Here is part 6 of the series I am writing on the science behind music in “Saamagaana – The First Melody“, a monthly magazine on Indian Classical Music. The intent is to help readers understand a bit more about the science behind music and musical instruments and to enhance their appreciation of the same.
This is from the September 2015 issue of the magazine
Sounds, spaces and singing
Confined spaces give one a feeling of being surrounded by music, but step out into the outdoors and what you hear changes, writes R RAMKUMAR
I went to a violin concert in the morning in a park. The volume seemed a lot lower than in a chamber concert by the same artiste a week back. Why?

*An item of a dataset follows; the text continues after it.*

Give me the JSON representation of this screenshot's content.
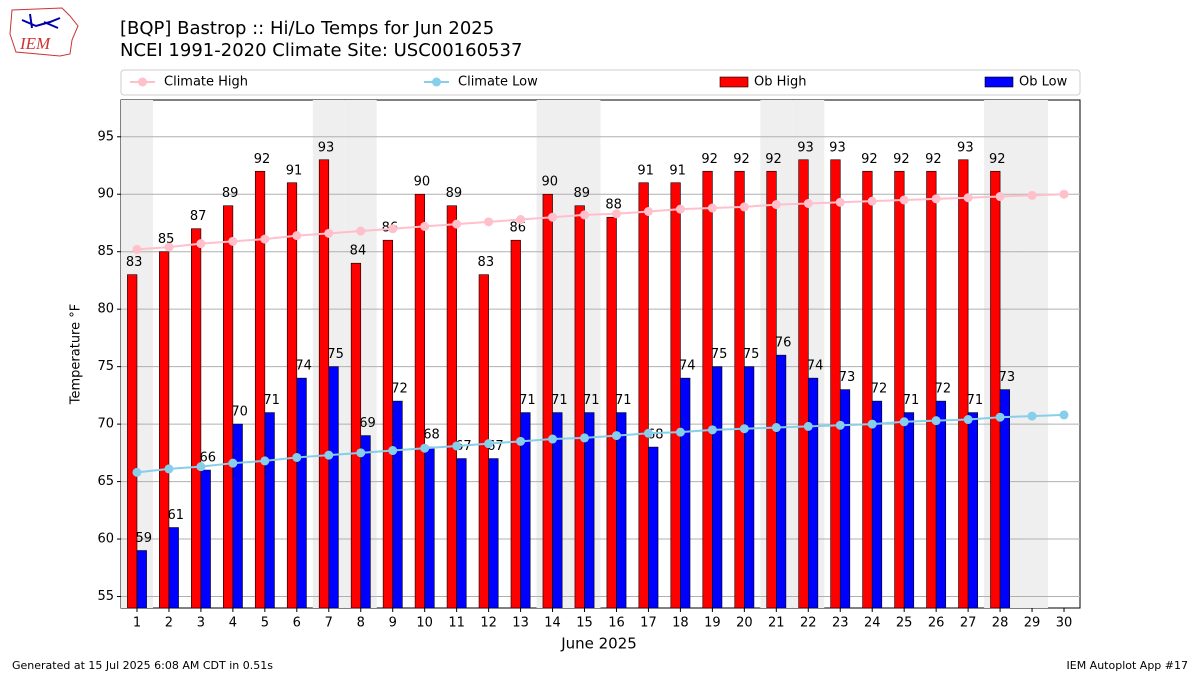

Let us assume that the level of sound amplification was similar in both cases.
A chamber concert mostly happens in a room or in a small hall. Sound from the loudspeakers or from the violin directly travels to your ears. In addition, the sound that doesn’t come to your ears directly gets reflected from the walls, the ceiling, the floor, etc., and also reaches you from all directions. The violin thus sounds louder and you also get a feeling of being surrounded by music.
In an open space, like that in a park, you get the sound that reaches you directly and probably the sound that gets reflected from the floor. The rest of the sound dissipates in the open space. Thus the volume seems a lot lower.
Doesn’t a large auditorium also have a lot of space like a park? Why then are the sounds loud enough in the former and not the latter?
An auditorium, however large it might be, is still different from a park in that it is a closed space. This means that even though the direct sound that reaches you in a large auditorium might be a small percentage, the rest of the sound gets reflected from the walls, from the seats around you and from other surfaces and at least some percentage of it comes back to your ears. How the surfaces in the auditorium reflect this sound determines how the auditorium sounds.
In an acoustically well-designed auditorium, great care is taken that this “indirect sound” is handled properly. The loudspeakers in such auditoria generate a direct sound that is comfortably loud. This direct sound is complemented with early reflections which reinforce the direct sound and help us hear the same better. Our hearing system treats them as part of the same sound, thus the reinforcing action.
Late reflections (for example, echoes) are distinguishable from direct sound and, as their name suggests, arrive late after getting reflected from a surface farther away. Good auditoriums are designed to either absorb these or disperse these into quieter reflections that do not interfere with the understanding of what is being performed.
Does this reflection of sound in the auditorium also affect the performers?
Yes. It definitely could. Let us take echo as an example. It usually happens from the back wall of the auditorium. Since the performers on stage are usually the farthest from the back wall, the echo for the performers would be the most delayed. Echoes affect the perception of timing in what is being performed. The performers can get affected if the echoes are delayed and strong enough.
Why does my singing usually sound better in my bathroom than in my living room?
The space in a bathroom is usually less than that in a living room. The surfaces are also usually covered by tiles and are hard. This means that the sound you create keeps bouncing off from the surfaces, reinforcing and lasting longer. Contrast that to your living room that may have a lot of furniture and curtains. These absorb sound and the sound dies away quickly. Thus your singing usually sounds better in the bathroom.